Well looks like i figured out whats wrong with the remote. The switch that that key moves is actually torn off the PCB on one side. Oh well atleast the IR works.


----------



## jerry downing (Mar 7, 2004)

What I have is version 6.3. I don't know if there is any significant difference between these and version 6.0. Version 6.3 does work with my 510 which uses the same remote as your receiver.


----------



## shadough (Dec 31, 2006)

As near as I can figure, the 6.0 remote ONLY operates in IR and UHF "PRO" modes. It does not operate in UHF mode, so therefore it will only control 322, 522, 625, etc. recievers that have a TV2 option in UHF pro.
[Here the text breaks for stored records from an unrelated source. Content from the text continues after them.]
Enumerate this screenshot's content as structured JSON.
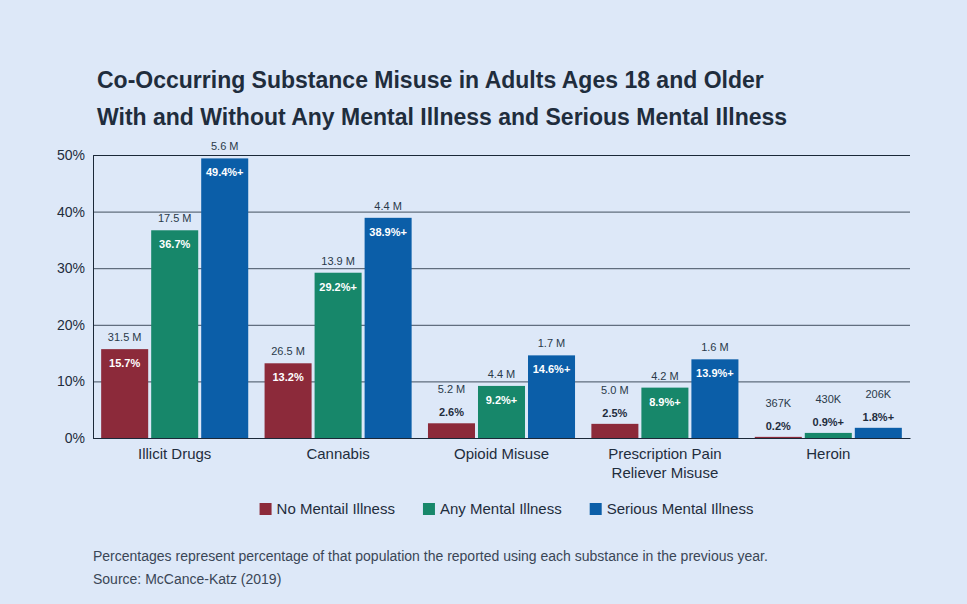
{
  "chart_data": {
    "type": "bar",
    "title": [
      "Co-Occurring Substance Misuse in Adults Ages 18 and Older",
      "With and Without Any Mental Illness and Serious Mental Illness"
    ],
    "note": "Percentages represent percentage of that population the reported using each substance in the previous year.",
    "source": "Source: McCance-Katz (2019)",
    "categories": [
      "Illicit Drugs",
      "Cannabis",
      "Opioid Misuse",
      "Prescription Pain Reliever Misuse",
      "Heroin"
    ],
    "series": [
      {
        "name": "No Mentail Illness",
        "color": "#8c2a3a",
        "values": [
          15.7,
          13.2,
          2.6,
          2.5,
          0.2
        ],
        "value_labels": [
          "15.7%",
          "13.2%",
          "2.6%",
          "2.5%",
          "0.2%"
        ],
        "counts": [
          31500000,
          26500000,
          5200000,
          5000000,
          367000
        ],
        "count_labels": [
          "31.5 M",
          "26.5 M",
          "5.2 M",
          "5.0 M",
          "367K"
        ]
      },
      {
        "name": "Any Mental Illness",
        "color": "#17876a",
        "values": [
          36.7,
          29.2,
          9.2,
          8.9,
          0.9
        ],
        "value_labels": [
          "36.7%",
          "29.2%+",
          "9.2%+",
          "8.9%+",
          "0.9%+"
        ],
        "counts": [
          17500000,
          13900000,
          4400000,
          4200000,
          430000
        ],
        "count_labels": [
          "17.5 M",
          "13.9 M",
          "4.4 M",
          "4.2 M",
          "430K"
        ]
      },
      {
        "name": "Serious Mental Illness",
        "color": "#0b5ea8",
        "values": [
          49.4,
          38.9,
          14.6,
          13.9,
          1.8
        ],
        "value_labels": [
          "49.4%+",
          "38.9%+",
          "14.6%+",
          "13.9%+",
          "1.8%+"
        ],
        "counts": [
          5600000,
          4400000,
          1700000,
          1600000,
          206000
        ],
        "count_labels": [
          "5.6 M",
          "4.4 M",
          "1.7 M",
          "1.6 M",
          "206K"
        ]
      }
    ],
    "ylim": [
      0,
      50
    ],
    "yticks": [
      {
        "value": 0,
        "label": "0%"
      },
      {
        "value": 10,
        "label": "10%"
      },
      {
        "value": 20,
        "label": "20%"
      },
      {
        "value": 30,
        "label": "30%"
      },
      {
        "value": 40,
        "label": "40%"
      },
      {
        "value": 50,
        "label": "50%"
      }
    ],
    "grid": true,
    "legend": "bottom",
    "data_labels": true
  }
}
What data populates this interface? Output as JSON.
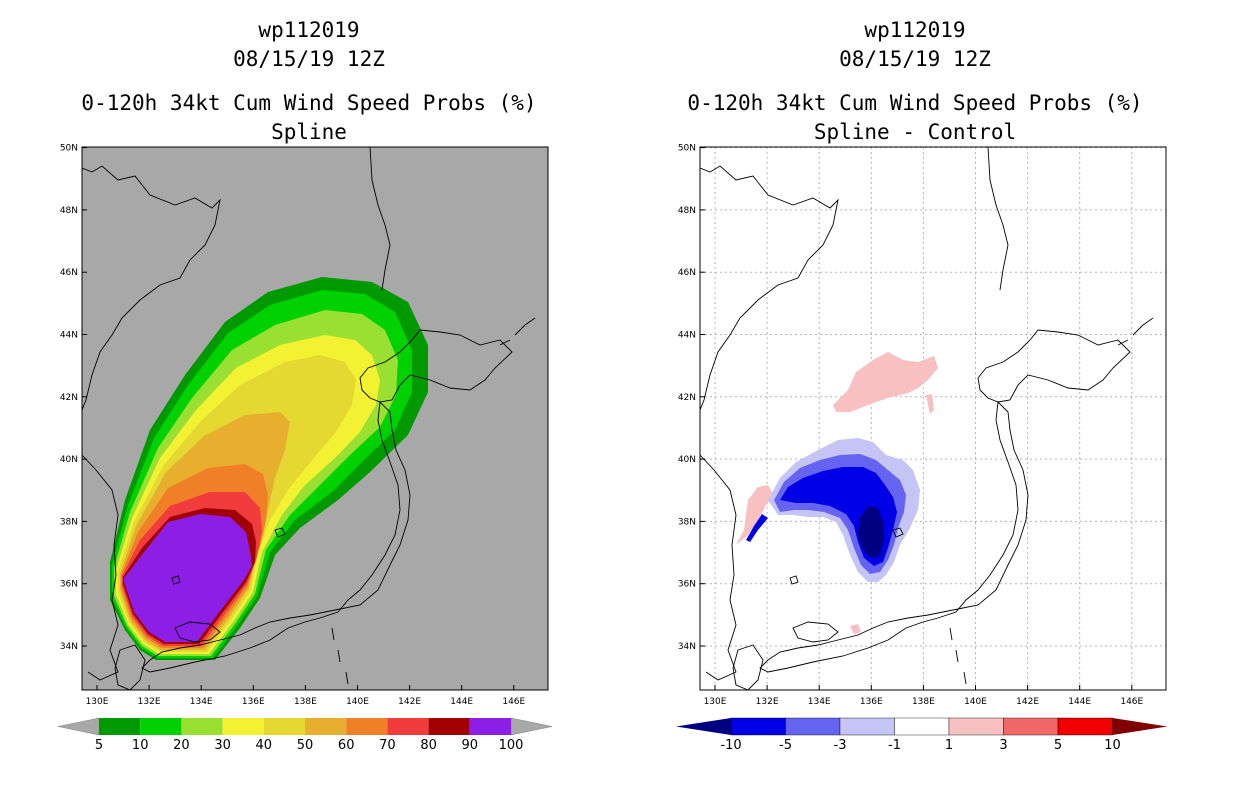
{
  "left": {
    "storm_id": "wp112019",
    "datetime": "08/15/19 12Z",
    "title": "0-120h 34kt Cum Wind Speed Probs (%)",
    "subtitle": "Spline",
    "colorbar": {
      "labels": [
        "5",
        "10",
        "20",
        "30",
        "40",
        "50",
        "60",
        "70",
        "80",
        "90",
        "100"
      ],
      "colors": [
        "#009900",
        "#00d100",
        "#99e033",
        "#f2f233",
        "#e6d833",
        "#e6b02e",
        "#f08028",
        "#f03c3c",
        "#a00000",
        "#8c1ee6"
      ]
    }
  },
  "right": {
    "storm_id": "wp112019",
    "datetime": "08/15/19 12Z",
    "title": "0-120h 34kt Cum Wind Speed Probs (%)",
    "subtitle": "Spline - Control",
    "colorbar": {
      "labels": [
        "-10",
        "-5",
        "-3",
        "-1",
        "1",
        "3",
        "5",
        "10"
      ],
      "colors": [
        "#0000e6",
        "#6464f0",
        "#c4c4f5",
        "#ffffff",
        "#f8c0c0",
        "#f06868",
        "#f00000"
      ],
      "left_end_color": "#000080",
      "right_end_color": "#800000"
    }
  },
  "axes": {
    "x_ticks": [
      "130E",
      "132E",
      "134E",
      "136E",
      "138E",
      "140E",
      "142E",
      "144E",
      "146E"
    ],
    "y_ticks": [
      "34N",
      "36N",
      "38N",
      "40N",
      "42N",
      "44N",
      "46N",
      "48N",
      "50N"
    ]
  },
  "colors": {
    "background_left": "#a8a8a8",
    "background_right": "#ffffff",
    "coast": "#000000",
    "grid": "#b4b4b4",
    "prob_fill": [
      "#009900",
      "#00d100",
      "#99e033",
      "#f2f233",
      "#e6d833",
      "#e6b02e",
      "#f08028",
      "#f03c3c",
      "#a00000",
      "#8c1ee6"
    ],
    "diff_fill": {
      "pink": "#f8c0c0",
      "red": "#f06868",
      "light_blue": "#c4c4f5",
      "mid_blue": "#6464f0",
      "blue": "#0000e6",
      "navy": "#000080"
    }
  }
}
Additionally, the 6.0 remote does not come w/ all those accessory 'keys'. It just comes w/ the one, an you either use TV1 IR or flip it over for TV2 UHF Pro.


----------



## Blowgun (May 23, 2008)

IF you have the black "UHF" key, use that one.


----------



## shadough (Dec 31, 2006)

The 6.0 doesnt come w/ a black UHF key. It has 1 key, one side is green (1) and the other is blue (2).

You CAN stick a black UHF key into it, but it won't help. It still won't control anything thru UHF OTHER than UHF Pro receivers.


----------